Ingredients of Buko Pandan
- You need 1 Bungkus of Nutrijel puding santan rasa pandan.
- Prepare 700 ml of air kelapa.
- Prepare of Daging kelapa.
- You need 200 ml of kental manis.
- It's 1 kaleng susu of evaporasi.
- It's 3 tetes of pasta pandan.
- You need of Nata de coco (buang air nya).
Buko Pandan is a Filipino cold dessert made of jelly cubes, young coconut, and sweetened cream flavored with pandan. It's usually made for a special occasion, parties, or holidays. Obviously you can make it anytime you want, like I do. It's creamy, sweet, and full of great mix-ins such as jelly, mini tapioca pearls, and coconut meat.
Buko Pandan instructions
- Buat nutrijel puding santan rasa kelapa dengan cara melarutkan nuttijel dengan 500 ml air kelapa. Aduk hingga mendidih, hilangkan uap nya dan cetak puding..
- Setelah dingin, potong puding kecil - kecil atau sesuai selera.
- Buat kuah buko pandan dengan mencampurkan 200 ml air kelapa, susu evaporasi, kental manis, dan pasta pandan. Aduk rata..

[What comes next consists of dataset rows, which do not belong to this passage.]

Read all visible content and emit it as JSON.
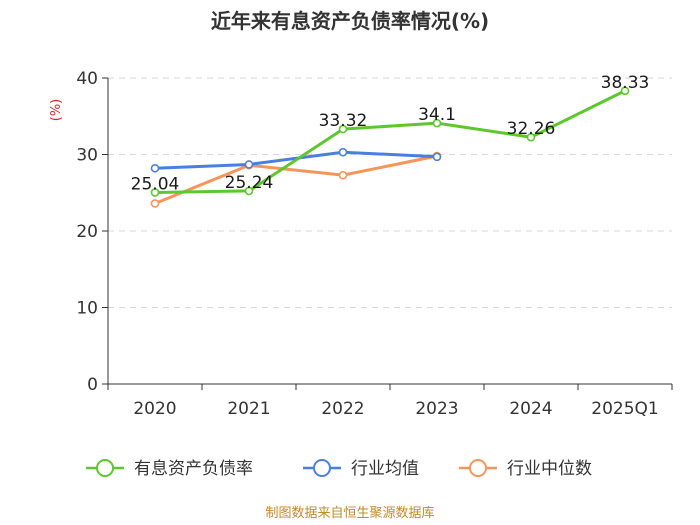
{
  "chart_data": {
    "type": "line",
    "title": "近年来有息资产负债率情况(%)",
    "ylabel": "(%)",
    "categories": [
      "2020",
      "2021",
      "2022",
      "2023",
      "2024",
      "2025Q1"
    ],
    "ylim": [
      0,
      40
    ],
    "yticks": [
      "0",
      "10",
      "20",
      "30",
      "40"
    ],
    "grid": true,
    "legend_position": "bottom",
    "series": [
      {
        "name": "有息资产负债率",
        "color": "#5cc72e",
        "values": [
          25.04,
          25.24,
          33.32,
          34.1,
          32.26,
          38.33
        ],
        "labels": [
          "25.04",
          "25.24",
          "33.32",
          "34.1",
          "32.26",
          "38.33"
        ]
      },
      {
        "name": "行业均值",
        "color": "#4a7fe0",
        "values": [
          28.2,
          28.7,
          30.3,
          29.7,
          null,
          null
        ]
      },
      {
        "name": "行业中位数",
        "color": "#f5955a",
        "values": [
          23.6,
          28.6,
          27.3,
          29.8,
          null,
          null
        ]
      }
    ]
  },
  "source": "制图数据来自恒生聚源数据库"
}
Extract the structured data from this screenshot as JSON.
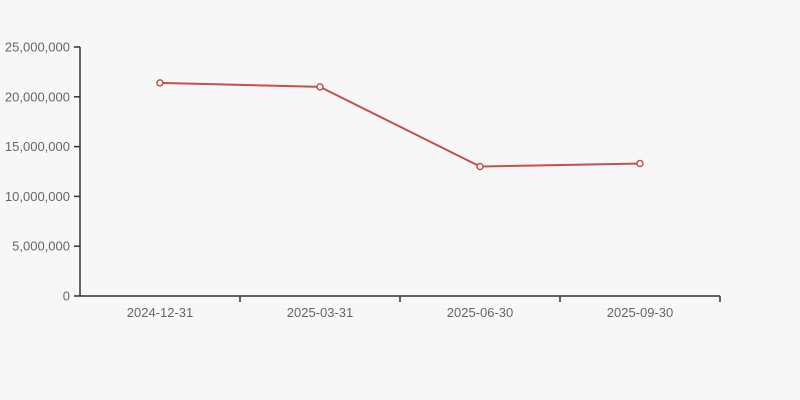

- Campurkan puding, daging kelapa, nata de coco dengan kuah buko pandan..
- Simpan di dalam kulkas dan sajikan dalam keadaan dingin. Bisa ditambahkan parutan keju di atas nya (sesuai selera).
Buko pandan salad is a dessert consisting of pandan flavored gelatin and shredded young coconut mixed with cream and sweetened milk. It is very popular in every Filipino party or salu-salo especially during Christmas time. Normally, to get the pandan flavor, the gelatin is cooked along with pandan leaves. This delicious buko pandan dessert is composed of buko strips (young coconut meat that is tender and jelly-like in texture), gelatin infused with the aromatic pandan leaves (or screwpine leaves), nata de coco (coconut jelly), and sago pearls. For the sauce, I used cream cheese for a thicker, creamier consistency.